Ranchers speak of “stockpiling pasture” for the winter, but according to some agronomists, this phrase is a misnomer. Living pastures are always either gaining nutrients or expanding nutrients. They must therefore be managed to gain as much as possible in the fall and early winter months, and to expend as little as possible during the middle and latter part of the deep winter. Excessive or unnecessary nitrogen application can make the grass too soft, without enough cellulose to stay green in the cold months. Moreover, endophyte fungus is also a concern in fescue.
Moore said that the highest concentration of endophytic fungus is in the seed heads, and that by making hay “before it begins to seed out, before it begins to head out, we reduce the (fungus).” He also noted that later hay, produced when the grass is not going to seed, “will typically have considerably less endophyte in it.” Nitrogen, if applied in excess, can feed the problem; as Schnakenberg said, “The more nitrogen you use, it can bring the fungus on even stronger.”
In order to limit the amount of endophyte that grazing animals consume, he recommends moving them to a pasture of warm-season grasses during the summer months, rather than having them eat fescue and orchardgrass all year long. He also suggested adding clover or lespedeza to the pasture.

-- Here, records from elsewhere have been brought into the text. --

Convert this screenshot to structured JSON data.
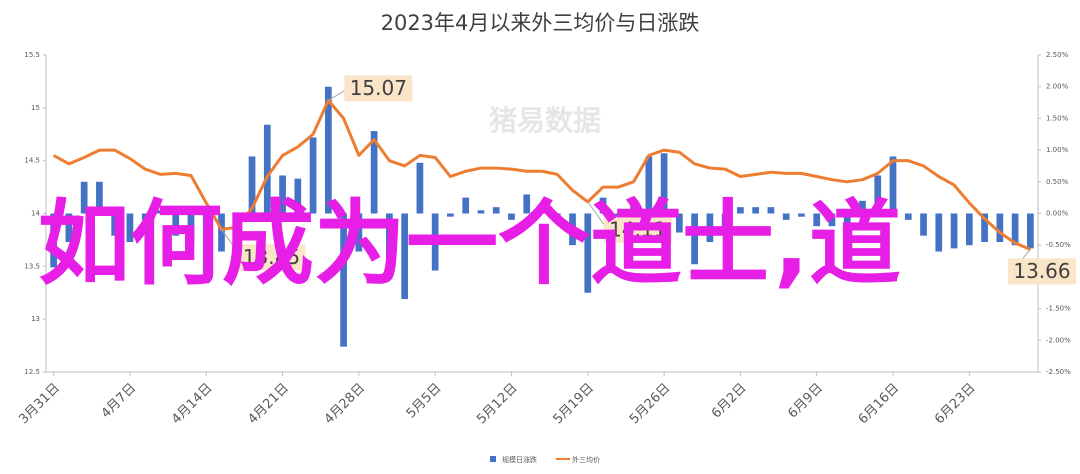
{
  "chart_data": {
    "type": "combo",
    "title": "2023年4月以来外三均价与日涨跌",
    "watermark": "猪易数据",
    "overlay_text": "如何成为一个道士,道",
    "categories": [
      "3月31日",
      null,
      null,
      null,
      null,
      "4月7日",
      null,
      null,
      null,
      null,
      "4月14日",
      null,
      null,
      null,
      null,
      "4月21日",
      null,
      null,
      null,
      null,
      "4月28日",
      null,
      null,
      null,
      null,
      "5月5日",
      null,
      null,
      null,
      null,
      "5月12日",
      null,
      null,
      null,
      null,
      "5月19日",
      null,
      null,
      null,
      null,
      "5月26日",
      null,
      null,
      null,
      null,
      "6月2日",
      null,
      null,
      null,
      null,
      "6月9日",
      null,
      null,
      null,
      null,
      "6月16日",
      null,
      null,
      null,
      null,
      "6月23日",
      null,
      null,
      null,
      null
    ],
    "series": [
      {
        "name": "规模日涨跌",
        "type": "bar",
        "axis": "y2",
        "color": "#4472c4",
        "values": [
          -0.85,
          -0.45,
          0.5,
          0.5,
          -0.35,
          -0.45,
          -0.1,
          0.05,
          -0.35,
          -0.45,
          -1.1,
          -0.6,
          -0.1,
          0.9,
          1.4,
          0.6,
          0.55,
          1.2,
          2.0,
          -2.1,
          -0.6,
          1.3,
          -0.75,
          -1.35,
          0.8,
          -0.9,
          -0.05,
          0.25,
          0.05,
          0.1,
          -0.1,
          0.3,
          0.02,
          -0.15,
          -0.5,
          -1.25,
          0.25,
          -0.15,
          0.15,
          0.9,
          0.95,
          -0.3,
          -0.8,
          -0.45,
          -0.3,
          0.1,
          0.1,
          0.1,
          -0.1,
          -0.05,
          -0.2,
          -0.2,
          -0.2,
          0.2,
          0.6,
          0.9,
          -0.1,
          -0.35,
          -0.6,
          -0.55,
          -0.5,
          -0.45,
          -0.45,
          -0.5,
          -0.55
        ]
      },
      {
        "name": "外三均价",
        "type": "line",
        "axis": "y",
        "color": "#ed7d31",
        "labeled_points": [
          11,
          18,
          35,
          64
        ],
        "values": [
          14.55,
          14.47,
          14.53,
          14.6,
          14.6,
          14.52,
          14.42,
          14.37,
          14.38,
          14.36,
          14.1,
          13.85,
          13.87,
          14.05,
          14.35,
          14.55,
          14.63,
          14.75,
          15.07,
          14.9,
          14.55,
          14.7,
          14.5,
          14.45,
          14.55,
          14.53,
          14.35,
          14.4,
          14.43,
          14.43,
          14.42,
          14.4,
          14.4,
          14.37,
          14.22,
          14.11,
          14.25,
          14.25,
          14.3,
          14.55,
          14.6,
          14.58,
          14.47,
          14.43,
          14.42,
          14.35,
          14.37,
          14.39,
          14.38,
          14.38,
          14.35,
          14.32,
          14.3,
          14.32,
          14.38,
          14.5,
          14.5,
          14.45,
          14.35,
          14.27,
          14.1,
          13.95,
          13.82,
          13.72,
          13.66
        ]
      }
    ],
    "ylim": [
      12.5,
      15.5
    ],
    "yticks": [
      12.5,
      13,
      13.5,
      14,
      14.5,
      15,
      15.5
    ],
    "y2lim": [
      -2.5,
      2.5
    ],
    "y2ticks": [
      {
        "value": -2.5,
        "label": "-2.50%"
      },
      {
        "value": -2,
        "label": "-2.00%"
      },
      {
        "value": -1.5,
        "label": "-1.50%"
      },
      {
        "value": -1,
        "label": "-1.00%"
      },
      {
        "value": -0.5,
        "label": "-0.50%"
      },
      {
        "value": 0,
        "label": "0.00%"
      },
      {
        "value": 0.5,
        "label": "0.50%"
      },
      {
        "value": 1,
        "label": "1.00%"
      },
      {
        "value": 1.5,
        "label": "1.50%"
      },
      {
        "value": 2,
        "label": "2.00%"
      },
      {
        "value": 2.5,
        "label": "2.50%"
      }
    ],
    "legend": "bottom"
  }
}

Another pasture maintenance tip is to wait for each paddock to grow after fertilizing it in either the spring or fall of the year. In addition to allowing the grass to develop, this also keeps the animals out of potentially high-fungus environments. Rotating frequently is of less importance come winter, since the grasses are growing so slowly, but there must be enough grass to support the animals before winter begins. This is one reason why cool season pasture grass management is most important in late summer, before the autumn growth spurt (ecologists call it “second spring”) begins.
When considering fertilizers, remember not to overlook lime. For liming, however, there is no specific best time. Both Moore and Schnakenberg said, in almost exactly the same words, that the best time to lime a field is “whenever you can get a lime truck over it.”